Hello again, David.
As I think you know, I’m the guy who wrote the Beginner’s Guide to Panda3D 1.6.2 for Packt Publishing.
I’m working on a game that I’m hoping to get finished by the end of January to help alleviate my horrible under-employment. The game is intended to be multiplayer, over the internet. I want to use the distributed networking system for it.
To do that, I need to know how to use the distributed networking system. Since I’m going to learn the thing anyway, I also intend to write up some documentation for it to put in the panda3D manual, and I intend for that documentation to be as complete as reasonably possible. If that means writing another book, I’ll write another book. Hopefully it won’t be necessary to go to that extreme. I also want to create a sample program to be distributed with Panda3D.
I’m sending you this message because I know I’m going to need your help to learn the system.
I sent you a couple messages about it a while back, and you sent me some links to examples, but I had abandoned the project I was working on at the time without digging into the examples. The project was for my personal use, and I realized that the payout wasn’t worth the effort it would require.
I looked into the examples earlier this morning, and I ran into some problems that generated new questions.

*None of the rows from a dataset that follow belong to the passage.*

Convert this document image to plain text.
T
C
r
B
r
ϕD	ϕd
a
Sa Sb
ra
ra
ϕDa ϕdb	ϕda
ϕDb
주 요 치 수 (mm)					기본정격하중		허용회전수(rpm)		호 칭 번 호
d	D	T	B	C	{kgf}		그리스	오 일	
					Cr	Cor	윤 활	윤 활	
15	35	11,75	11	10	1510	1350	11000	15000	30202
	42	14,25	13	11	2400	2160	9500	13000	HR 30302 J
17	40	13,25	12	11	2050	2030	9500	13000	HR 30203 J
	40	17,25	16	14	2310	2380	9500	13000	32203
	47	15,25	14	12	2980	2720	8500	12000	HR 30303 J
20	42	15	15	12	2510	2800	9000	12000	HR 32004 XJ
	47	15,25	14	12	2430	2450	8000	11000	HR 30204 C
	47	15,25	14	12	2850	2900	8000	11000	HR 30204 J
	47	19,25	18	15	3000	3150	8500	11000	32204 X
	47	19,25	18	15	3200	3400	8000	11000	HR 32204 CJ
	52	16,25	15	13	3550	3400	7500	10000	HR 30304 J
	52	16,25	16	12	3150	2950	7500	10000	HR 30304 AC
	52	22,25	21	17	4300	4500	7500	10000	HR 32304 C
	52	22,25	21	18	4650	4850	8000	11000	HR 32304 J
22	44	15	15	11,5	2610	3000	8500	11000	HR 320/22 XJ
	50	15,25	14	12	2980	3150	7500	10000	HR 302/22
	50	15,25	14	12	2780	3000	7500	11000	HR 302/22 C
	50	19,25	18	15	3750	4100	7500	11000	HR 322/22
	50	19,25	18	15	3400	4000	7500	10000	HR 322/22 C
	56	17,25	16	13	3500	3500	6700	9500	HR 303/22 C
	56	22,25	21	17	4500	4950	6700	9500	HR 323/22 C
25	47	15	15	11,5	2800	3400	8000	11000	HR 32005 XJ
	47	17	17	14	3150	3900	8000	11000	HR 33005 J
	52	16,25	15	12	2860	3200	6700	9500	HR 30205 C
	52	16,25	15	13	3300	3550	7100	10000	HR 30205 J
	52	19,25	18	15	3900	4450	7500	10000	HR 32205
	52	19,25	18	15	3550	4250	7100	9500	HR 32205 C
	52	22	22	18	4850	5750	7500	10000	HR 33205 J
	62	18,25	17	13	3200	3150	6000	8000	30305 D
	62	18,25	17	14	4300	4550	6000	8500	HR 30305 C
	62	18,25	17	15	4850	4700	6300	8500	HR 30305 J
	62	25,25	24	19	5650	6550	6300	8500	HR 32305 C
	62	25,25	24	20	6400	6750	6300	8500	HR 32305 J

First, I looked into a thread you linked me to where a gentleman named Zanz was doing the same exploration I am now. I copied down his first working example and tried to run it, but issues arose. For your convenience I’ve uploaded the files for his example and some panda3D files from the 1.7.2 build that I think are related to the issues to my web space and I’ll provide links to it, so you can look at the files in another browser tab while you read about the issues.
links omitted from quotation
Okay, so the first time I tried to connect to a server with his example, I got an error stating that the myClientRepository class had no attribute named sendSetZoneMsg. Such a method doesn’t exist in his file, so I looked in the ClientRepository.py his class inherits from, and I didn’t find that method, or any similar methods, there either. I also didn’t find it in the ClientRepositoryBase.py that ClientRepository inherits from and couldn’t find anything relevant. I didn’t dig any deeper down in the ancestry since it didn’t seem likely I’d find what I was looking for (a method that could be doing what sendSetZoneMsg is supposed to do).
I commented out the line in Zanz’s file that called myClientRepository.sendSetZoneMsg(self.zone) and tried again. This time I got an error telling me that myClientRepository had no attribute named createWithRequired. At this point I became fairly certain that the ClientRepository or ClientRepositoryBase class has under gone some significant changes since Zanz’s example was created. I looked in ClientRepository.py again and I found a couple of methods that seem to be likely renames/rewrites/substitutes for the createWithRequired method, those being generateWithRequiredFields, generateWithRequiredOtherFields,
and generateWithRequiredOtherFieldsOwner. None of those take the correct number of arguments though.
That’s as far as I got with Zanz’s example.
I also tried your Tagger game. I downloaded the source using the link from the end of your forum post and ran two copies of the game. The first one I gave the option -s to start a server, the second I gave the option -p 192.168.1.65:4430 to try and connect to the server I was running on the same computer. I got the IP address from my OS and the port from the print out of the tagger game, which stated that it couldn’t connect to server at 127.0.0.0 port 4430. When I did this, the client program loaded up and I entered my street name, then it went to a gray screen that said “waiting for server” and sat there for 5 minutes or so before I closed it. I have no real idea what’s going on there.
I realize I’m getting long in the tooth here, and I apologize for that. I’d appreciate it if you could either help me get these examples working, or better yet, if you would be willing to help me get the distributed system working for my game. I’d happy to share my game’s source code at your request, if you’re up to helping on that.